A lot of ground was covered in Season 1, with pretty much everybody hiding some secret or another, and everybody trying to figure out his or her place in a rapidly changing world. War is on the horizon in Season 1, and a major plotline in Season 2, as you can see by the costumes in this promotional picture for Season 2.

Episodes from Season 1 will continue next week on local PBS stations. If you missed those first two broadcast last night, you will find them here, viewable from your computer. Yay!! You can also buy yourself the DVD version of "Downton Abbey" (Seasons 1 and 2!) as a Christmas present. Or the hardcover book called "The World of Downton Abbey." Or a combination of all of them.

I am really trying to hold myself back from buying Season 2 and bingeing on it. The lucky Brits have already seen all of it, so spoilers are out there. If you don't want to know what happens to the Crawleys during the war, you'll need to be careful. And not buy that DVD/DVD/book set.

Holding self back...

Since "Downtown Abbey" begins with the sinking of the Titanic in 1912, it is outside the Edwardian era as marked by the reign of Edward VII, which ended in 1910. Others leave the Edwardian moniker in play till the end of World War I. That's where I'm sticking.
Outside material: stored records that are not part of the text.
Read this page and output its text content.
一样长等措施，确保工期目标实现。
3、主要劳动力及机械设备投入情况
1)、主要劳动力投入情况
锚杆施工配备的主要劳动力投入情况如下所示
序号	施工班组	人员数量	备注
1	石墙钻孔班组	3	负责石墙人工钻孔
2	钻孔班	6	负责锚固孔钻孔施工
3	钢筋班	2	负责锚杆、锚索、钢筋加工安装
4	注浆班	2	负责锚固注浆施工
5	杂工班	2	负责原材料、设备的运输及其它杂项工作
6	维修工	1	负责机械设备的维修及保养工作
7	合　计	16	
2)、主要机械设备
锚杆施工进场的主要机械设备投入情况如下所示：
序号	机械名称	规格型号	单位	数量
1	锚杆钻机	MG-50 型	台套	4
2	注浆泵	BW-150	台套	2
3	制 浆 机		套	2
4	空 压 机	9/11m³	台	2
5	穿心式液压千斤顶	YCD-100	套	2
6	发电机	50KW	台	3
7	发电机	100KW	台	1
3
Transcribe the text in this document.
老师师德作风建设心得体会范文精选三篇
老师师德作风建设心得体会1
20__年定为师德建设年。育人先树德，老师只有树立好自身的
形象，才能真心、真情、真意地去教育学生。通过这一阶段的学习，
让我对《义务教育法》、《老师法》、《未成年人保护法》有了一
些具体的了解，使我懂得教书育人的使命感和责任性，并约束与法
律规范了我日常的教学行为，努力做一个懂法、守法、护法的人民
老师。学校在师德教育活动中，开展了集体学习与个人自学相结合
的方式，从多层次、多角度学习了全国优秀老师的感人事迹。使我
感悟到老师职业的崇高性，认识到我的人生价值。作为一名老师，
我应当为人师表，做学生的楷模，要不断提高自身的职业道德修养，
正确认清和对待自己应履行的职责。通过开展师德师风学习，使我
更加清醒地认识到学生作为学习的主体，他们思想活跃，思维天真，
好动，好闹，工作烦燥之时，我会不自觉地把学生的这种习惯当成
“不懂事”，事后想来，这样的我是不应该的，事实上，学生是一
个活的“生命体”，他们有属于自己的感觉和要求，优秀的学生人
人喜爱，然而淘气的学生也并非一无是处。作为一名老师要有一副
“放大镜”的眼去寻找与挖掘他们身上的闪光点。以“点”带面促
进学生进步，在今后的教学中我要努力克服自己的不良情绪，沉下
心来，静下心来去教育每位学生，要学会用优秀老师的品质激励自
So, yes, I know that Edward VII died in 1910. And the first season of "Downton Abbey" began in 1912 and finished in 1914, with the second season covering 1916 to 1918. As long as the clothes keep looking Edwardian, I'm calling it Edwardian.

1 comment:

  1. I can't wait to finish the first season! Gah! I'm on hiatus at Milner beginning Wednesday and I should have a small break from my self-paced class around Christmastime.


    P.S. Yes, agree with the trickiness of defining the Edwardian period.